The City Is Jumping on the Shipping Container Trend

When “Brooklyn Bridge concession proposal” showed up on the agenda for last night’s meeting of the Community Board 1 Land Use, Zoning & Economic Development Committee, I hoped we’d learn more about permanent plans to make the area under the Manhattan side of the bridge a destination—a place that would encourage people from outside the neighborhood to venture down here, and ideally into the Seaport. (Ideally, it’d be something more cultural than retail-based….) That may yet happen, but first the Department of Transportation is launching a pilot program called El-Space; the idea is to activate areas under elevated roads.
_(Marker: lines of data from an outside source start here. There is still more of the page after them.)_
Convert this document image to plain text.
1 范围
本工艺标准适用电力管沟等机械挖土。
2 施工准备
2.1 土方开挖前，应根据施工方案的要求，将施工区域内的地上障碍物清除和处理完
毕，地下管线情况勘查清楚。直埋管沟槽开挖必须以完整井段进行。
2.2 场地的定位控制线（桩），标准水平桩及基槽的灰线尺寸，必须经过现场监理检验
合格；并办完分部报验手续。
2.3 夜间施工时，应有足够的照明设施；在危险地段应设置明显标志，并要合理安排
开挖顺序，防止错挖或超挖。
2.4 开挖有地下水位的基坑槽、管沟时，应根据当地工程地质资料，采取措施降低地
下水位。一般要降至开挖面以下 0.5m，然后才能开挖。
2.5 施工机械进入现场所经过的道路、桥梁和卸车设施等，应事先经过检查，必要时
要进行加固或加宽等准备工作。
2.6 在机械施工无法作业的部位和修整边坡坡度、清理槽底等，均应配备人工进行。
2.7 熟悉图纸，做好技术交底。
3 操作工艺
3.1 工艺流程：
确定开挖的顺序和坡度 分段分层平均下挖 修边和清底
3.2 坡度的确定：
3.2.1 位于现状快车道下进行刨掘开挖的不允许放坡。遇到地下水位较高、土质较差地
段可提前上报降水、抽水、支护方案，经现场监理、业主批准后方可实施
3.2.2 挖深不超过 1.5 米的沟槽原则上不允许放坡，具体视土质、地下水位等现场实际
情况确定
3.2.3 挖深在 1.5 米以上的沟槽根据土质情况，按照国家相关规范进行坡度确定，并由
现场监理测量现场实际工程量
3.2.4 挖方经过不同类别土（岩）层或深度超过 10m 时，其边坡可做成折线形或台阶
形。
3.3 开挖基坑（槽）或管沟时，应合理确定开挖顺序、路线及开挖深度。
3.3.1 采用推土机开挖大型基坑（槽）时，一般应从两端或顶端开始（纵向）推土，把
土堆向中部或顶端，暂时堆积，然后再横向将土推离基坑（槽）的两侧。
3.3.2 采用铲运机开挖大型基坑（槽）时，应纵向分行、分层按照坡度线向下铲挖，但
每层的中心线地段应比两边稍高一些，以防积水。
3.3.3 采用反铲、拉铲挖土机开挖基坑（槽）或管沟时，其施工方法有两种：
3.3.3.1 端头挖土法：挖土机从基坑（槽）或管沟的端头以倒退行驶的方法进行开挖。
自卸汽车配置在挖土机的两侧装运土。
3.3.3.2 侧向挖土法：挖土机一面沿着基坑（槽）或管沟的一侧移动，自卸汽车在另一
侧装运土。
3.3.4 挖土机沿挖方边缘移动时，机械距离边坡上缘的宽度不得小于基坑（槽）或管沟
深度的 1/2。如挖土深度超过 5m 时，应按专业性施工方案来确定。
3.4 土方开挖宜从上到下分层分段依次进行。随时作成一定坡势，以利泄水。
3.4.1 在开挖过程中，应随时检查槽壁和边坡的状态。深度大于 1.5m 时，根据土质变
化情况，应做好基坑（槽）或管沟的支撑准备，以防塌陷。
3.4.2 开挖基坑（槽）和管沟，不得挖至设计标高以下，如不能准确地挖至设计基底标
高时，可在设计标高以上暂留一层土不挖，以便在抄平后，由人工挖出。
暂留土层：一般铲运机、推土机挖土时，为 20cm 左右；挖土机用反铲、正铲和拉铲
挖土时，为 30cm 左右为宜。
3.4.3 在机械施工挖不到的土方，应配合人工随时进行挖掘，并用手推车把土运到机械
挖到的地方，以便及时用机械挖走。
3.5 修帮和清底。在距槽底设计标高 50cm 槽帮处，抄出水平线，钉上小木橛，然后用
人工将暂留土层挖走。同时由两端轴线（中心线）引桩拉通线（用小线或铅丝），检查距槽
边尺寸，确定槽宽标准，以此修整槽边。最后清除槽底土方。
El-Space is a shipping container, to be installed at Frankfort and Gold, where local businesses—most likely restaurants—can take turns selling food and drinks. The DOT is working with the Old Seaport Alliance to curate and manage the customized container, and to help with expenses. The businesses can get the container for 29 days, but the days need not be consecutive, and they’re paying no rent because it’s a pilot program. The DOT and the Old Seaport Alliance are hoping to add programming, such as showing old movies that feature the bridge, and wayfinding (which that area could really use). The container should show up next month, and run till December, or perhaps later, depending on when construction on that part of the bridge starts. Then the DOT plans to roll out the containers to other locations underneath overpasses.

But the best news came as an aside: The Old Seaport Alliance is trying to get clearance to wash daily the foul-smelling stairway under the bridge.